Вообще с пленными рекомендовали не церемониться — вплоть до привязывания лодыжек к яйцам, — так что свое текущее положение механист определил как удовлетворительное. Даже обувь на ногах наличествовала, вопреки святому правилу, предписывающему пленным быть босыми. Ни по камням, ни по лесу, тем более — по снегу на голых пятках не попрыгаешь.
Теперь осталось разобраться, что за непрофессионалы их так лихо захомутали. Вик присмотрелся к теням, снующим возле костра посреди помещения. До них было метров десять. Одеты по-северному, Что, впрочем, ни о чем не говорило.
— Вогулы, — заметила Венедис старания механиста. — Твои знакомцы от Писаного Камня. Как себя чувствуешь?
— Щека. Ожог вроде.
— Нда, тарифы в борделях для тебя теперь повысятся. Если выживешь.
Статутная княгиня шутить изволят, ну-ну.
Далее Венди успела сообщить, что палатку завалило снегом, вроде как сход пласта, а потом их по одному откапывали и пинали ногами — тех, кто рыпался. Рыпались Венедис и Килим.

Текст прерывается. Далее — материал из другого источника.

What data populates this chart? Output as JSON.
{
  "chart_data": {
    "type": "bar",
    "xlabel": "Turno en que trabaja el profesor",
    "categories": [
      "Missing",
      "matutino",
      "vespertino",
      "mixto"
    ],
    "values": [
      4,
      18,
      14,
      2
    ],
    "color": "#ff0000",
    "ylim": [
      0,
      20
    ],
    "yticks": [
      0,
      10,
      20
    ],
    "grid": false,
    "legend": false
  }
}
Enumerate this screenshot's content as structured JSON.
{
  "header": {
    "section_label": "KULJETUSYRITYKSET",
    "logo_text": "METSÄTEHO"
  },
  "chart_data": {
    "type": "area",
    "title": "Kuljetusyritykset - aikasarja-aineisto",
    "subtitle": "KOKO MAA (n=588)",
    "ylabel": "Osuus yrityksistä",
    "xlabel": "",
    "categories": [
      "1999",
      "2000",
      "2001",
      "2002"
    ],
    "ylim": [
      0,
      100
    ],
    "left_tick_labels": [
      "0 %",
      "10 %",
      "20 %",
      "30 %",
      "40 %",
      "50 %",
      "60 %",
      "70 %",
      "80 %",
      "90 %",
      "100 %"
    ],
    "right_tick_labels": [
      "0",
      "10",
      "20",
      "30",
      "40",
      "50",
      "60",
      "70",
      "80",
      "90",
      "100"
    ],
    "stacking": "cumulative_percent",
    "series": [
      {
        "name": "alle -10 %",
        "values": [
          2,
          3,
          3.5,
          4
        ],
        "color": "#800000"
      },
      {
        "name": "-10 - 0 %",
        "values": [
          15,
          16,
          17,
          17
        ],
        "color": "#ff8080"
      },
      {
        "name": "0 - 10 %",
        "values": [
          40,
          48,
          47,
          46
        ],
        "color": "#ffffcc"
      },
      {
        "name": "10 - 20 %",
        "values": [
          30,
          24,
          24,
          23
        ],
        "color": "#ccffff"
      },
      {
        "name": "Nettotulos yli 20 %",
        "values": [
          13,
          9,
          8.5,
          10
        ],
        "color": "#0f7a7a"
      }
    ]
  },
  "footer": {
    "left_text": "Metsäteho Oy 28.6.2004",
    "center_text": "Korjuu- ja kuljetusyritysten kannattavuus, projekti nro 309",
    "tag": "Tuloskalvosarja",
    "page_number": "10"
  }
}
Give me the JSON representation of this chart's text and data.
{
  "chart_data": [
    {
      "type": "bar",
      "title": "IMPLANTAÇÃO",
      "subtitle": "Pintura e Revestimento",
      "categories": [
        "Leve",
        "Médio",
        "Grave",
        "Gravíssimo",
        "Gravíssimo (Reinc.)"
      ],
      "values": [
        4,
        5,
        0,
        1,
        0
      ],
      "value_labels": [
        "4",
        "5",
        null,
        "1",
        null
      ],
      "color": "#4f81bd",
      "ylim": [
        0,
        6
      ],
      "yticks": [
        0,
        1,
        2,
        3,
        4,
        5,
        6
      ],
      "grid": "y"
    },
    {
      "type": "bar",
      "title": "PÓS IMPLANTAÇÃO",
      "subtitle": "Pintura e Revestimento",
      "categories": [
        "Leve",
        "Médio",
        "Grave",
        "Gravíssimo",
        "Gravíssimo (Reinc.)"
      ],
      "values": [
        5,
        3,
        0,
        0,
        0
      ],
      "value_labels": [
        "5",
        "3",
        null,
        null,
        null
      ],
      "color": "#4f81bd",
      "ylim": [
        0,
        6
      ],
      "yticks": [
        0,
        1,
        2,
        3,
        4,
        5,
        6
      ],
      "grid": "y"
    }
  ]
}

Вик и Богдан не сопротивлялись, первый — оттого, что был в отключке, второй — потому что пидор.
Убийца эпитет проигнорировал, вообще вел себя как ни в чем ни бывало. А потом к ним подошел тот самый вождь, что причаливал к плоту возле Камня, и Венедис замолчала, вызывающе посмотрела снизу вверх.
Вогул ткнул Старьевщика носком унта, словно убеждаясь, жив ли. Вик отзывчиво и достаточно длинно выругался. Вогула, похоже, это удовлетворило, и он повернулся к Богдану:
— Кто ты?
Убийца пожал плечами.
За него попытался ответить Килим. На вогульском — механист различил только имя. Мер-сусне-хума. Вождь высокомерно кивнул — мол, так и думал.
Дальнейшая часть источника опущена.